Is there an encyclopedia of DE that accepts solutions?

You mean analytic solutions? There are only very few DE's with an analytic solution.

 

Here's a website that has general solutions to a number of common differential equations:

http://eqworld.ipmnet.ru/en/solutions/ode.htm

The page I linked to focuses on ordinary differential equations, but the menu on the left side of the page has links to systems of equations as well as PDEs.

 

eqworld is the best online source. I have the books of Kamke and Murphy, and although they contain a lot of de's with solutions and solution strategies, they are a bit dated. You should mainly use these as a database, not as study material. Much has happened since those books appeared: differential Galois theory, Lie's symmetry analysis, Darboux methods, to name a few. We know more about classification, relationships between DE's, equivalence transformations, etc.

 

I also have the book, but I am still in chapter 2. I think it is pretty much the state of affairs regarding Janet bases.

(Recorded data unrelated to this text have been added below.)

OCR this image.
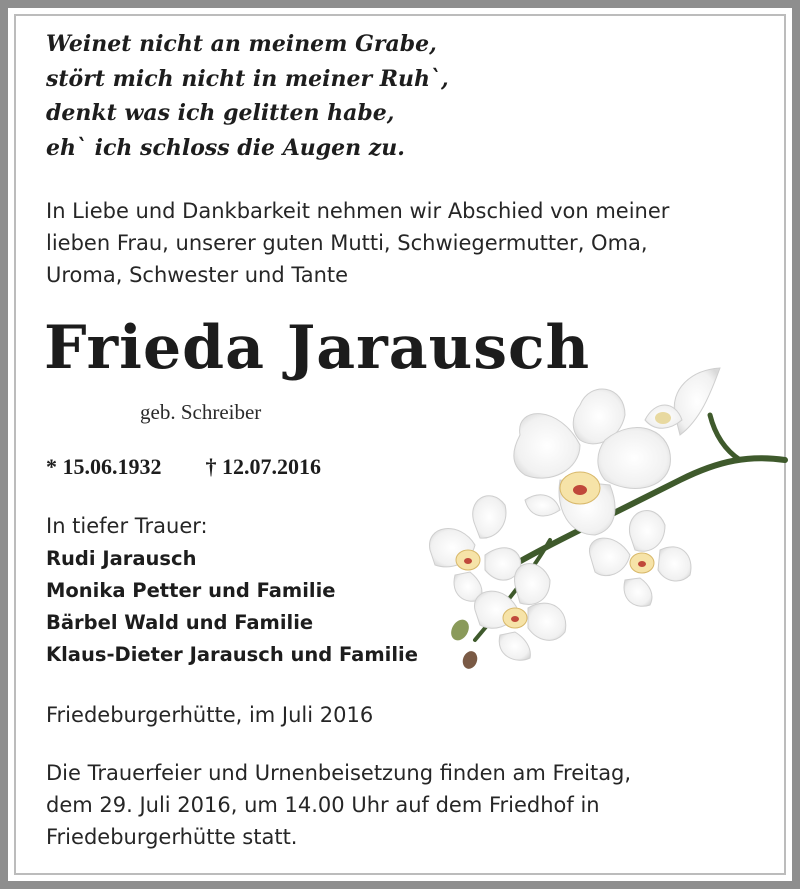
Weinet nicht an meinem Grabe,
stört mich nicht in meiner Ruh`,
denkt was ich gelitten habe,
eh` ich schloss die Augen zu.
In Liebe und Dankbarkeit nehmen wir Abschied von meiner
lieben Frau, unserer guten Mutti, Schwiegermutter, Oma,
Uroma, Schwester und Tante
Frieda Jarausch
geb. Schreiber
* 15.06.1932 † 12.07.2016
In tiefer Trauer:
Rudi Jarausch
Monika Petter und Familie
Bärbel Wald und Familie
Klaus-Dieter Jarausch und Familie
Friedeburgerhütte, im Juli 2016
Die Trauerfeier und Urnenbeisetzung finden am Freitag,
dem 29. Juli 2016, um 14.00 Uhr auf dem Friedhof in
Friedeburgerhütte statt.
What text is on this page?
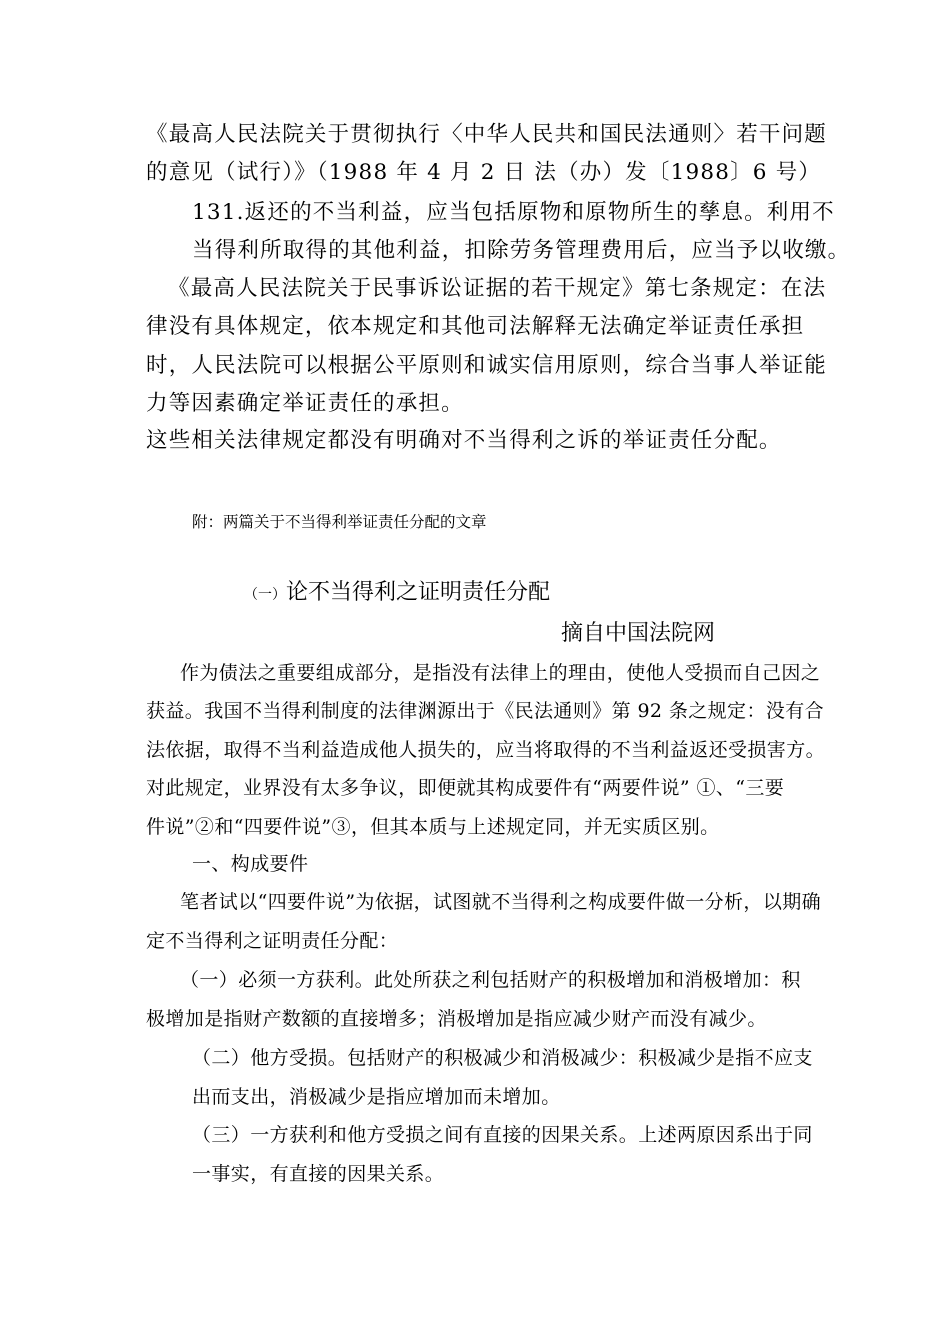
《最高人民法院关于贯彻执行〈中华人民共和国民法通则〉若干问题
的意见（试行）》（1988 年 4 月 2 日 法（办）发〔1988〕6 号）
131.返还的不当利益，应当包括原物和原物所生的孳息。利用不
当得利所取得的其他利益，扣除劳务管理费用后，应当予以收缴。
《最高人民法院关于民事诉讼证据的若干规定》第七条规定：在法
律没有具体规定，依本规定和其他司法解释无法确定举证责任承担
时，人民法院可以根据公平原则和诚实信用原则，综合当事人举证能
力等因素确定举证责任的承担。
这些相关法律规定都没有明确对不当得利之诉的举证责任分配。
附：两篇关于不当得利举证责任分配的文章
（一）论不当得利之证明责任分配
摘自中国法院网
作为债法之重要组成部分，是指没有法律上的理由，使他人受损而自己因之
获益。我国不当得利制度的法律渊源出于《民法通则》第 92 条之规定：没有合
法依据，取得不当利益造成他人损失的，应当将取得的不当利益返还受损害方。
对此规定，业界没有太多争议，即便就其构成要件有“两要件说” ①、“三要
件说”②和“四要件说”③，但其本质与上述规定同，并无实质区别。
一、构成要件
笔者试以“四要件说”为依据，试图就不当得利之构成要件做一分析，以期确
定不当得利之证明责任分配：
（一）必须一方获利。此处所获之利包括财产的积极增加和消极增加：积
极增加是指财产数额的直接增多；消极增加是指应减少财产而没有减少。
（二）他方受损。包括财产的积极减少和消极减少：积极减少是指不应支
出而支出，消极减少是指应增加而未增加。
（三）一方获利和他方受损之间有直接的因果关系。上述两原因系出于同
一事实，有直接的因果关系。
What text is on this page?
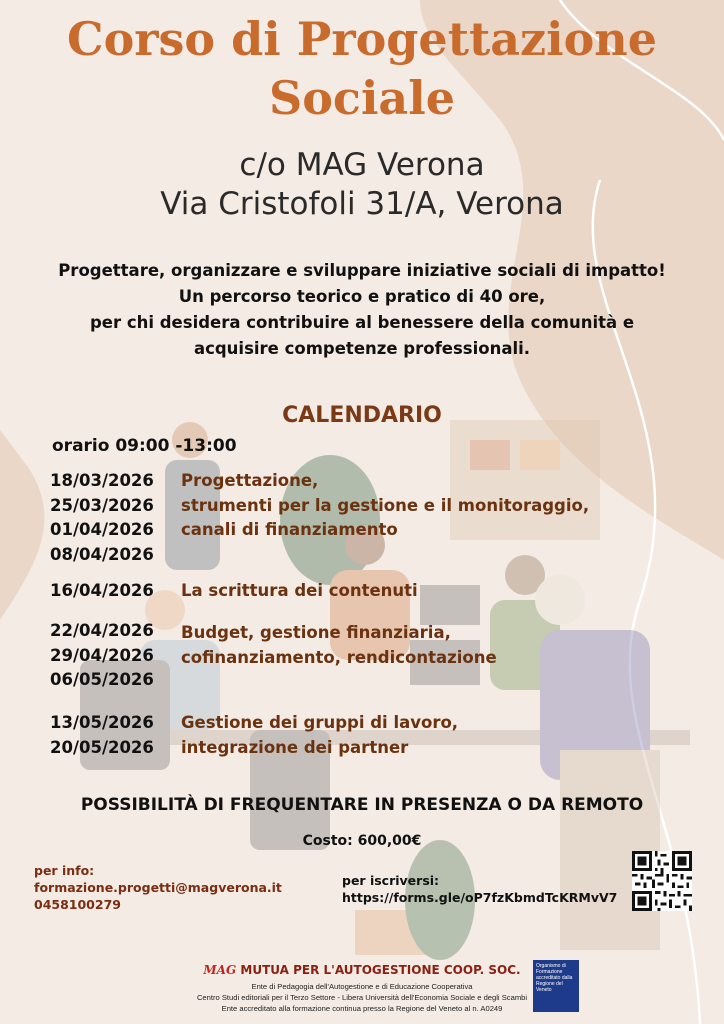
Corso di Progettazione
Sociale
c/o MAG Verona
Via Cristofoli 31/A, Verona
Progettare, organizzare e sviluppare iniziative sociali di impatto!
Un percorso teorico e pratico di 40 ore,
per chi desidera contribuire al benessere della comunità e
acquisire competenze professionali.
CALENDARIO
orario 09:00 -13:00
18/03/2026
25/03/2026
01/04/2026
08/04/2026
Progettazione,
strumenti per la gestione e il monitoraggio,
canali di finanziamento
16/04/2026 La scrittura dei contenuti
22/04/2026
29/04/2026
06/05/2026
Budget, gestione finanziaria,
cofinanziamento, rendicontazione
13/05/2026
20/05/2026
Gestione dei gruppi di lavoro,
integrazione dei partner
POSSIBILITÀ DI FREQUENTARE IN PRESENZA O DA REMOTO
Costo: 600,00€
per info:
formazione.progetti@magverona.it
0458100279
per iscriversi:
https://forms.gle/oP7fzKbmdTcKRMvV7
MAG MUTUA PER L'AUTOGESTIONE COOP. SOC.
Ente di Pedagogia dell'Autogestione e di Educazione Cooperativa
Centro Studi editoriali per il Terzo Settore - Libera Università dell'Economia Sociale e degli Scambi
Ente accreditato alla formazione continua presso la Regione del Veneto al n. A0249
Organismo di Formazione accreditato dalla Regione del Veneto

I like the algorithmic approach, you can program the algorithm yourself which helps in understanding the method.
There are also people like van der Put and Singer who focus more on linear differential equations, their book is also on my To Do list. On my list is also the thesis of Aistleitner, which gives a nice overview and comparison of some other differential elimination methods
http://www.risc.jku.at/publications/download/risc_4229/master.pdf
I don't have a complete overview of the current state of affairs, this is all sunday-afternoon math for me, and I am happy to hear of other seminal 'must-read' works.

I don't know when mathematicians consider a mathematical approach to be complete. At least a lot of progress has been made the last 25 years and we can systematically find properties of large classes of differential equations (symmetries, invariant solutions, first integrals).

 

I think Lie groups are used in quantum mechanics, but I don't know a lot about it.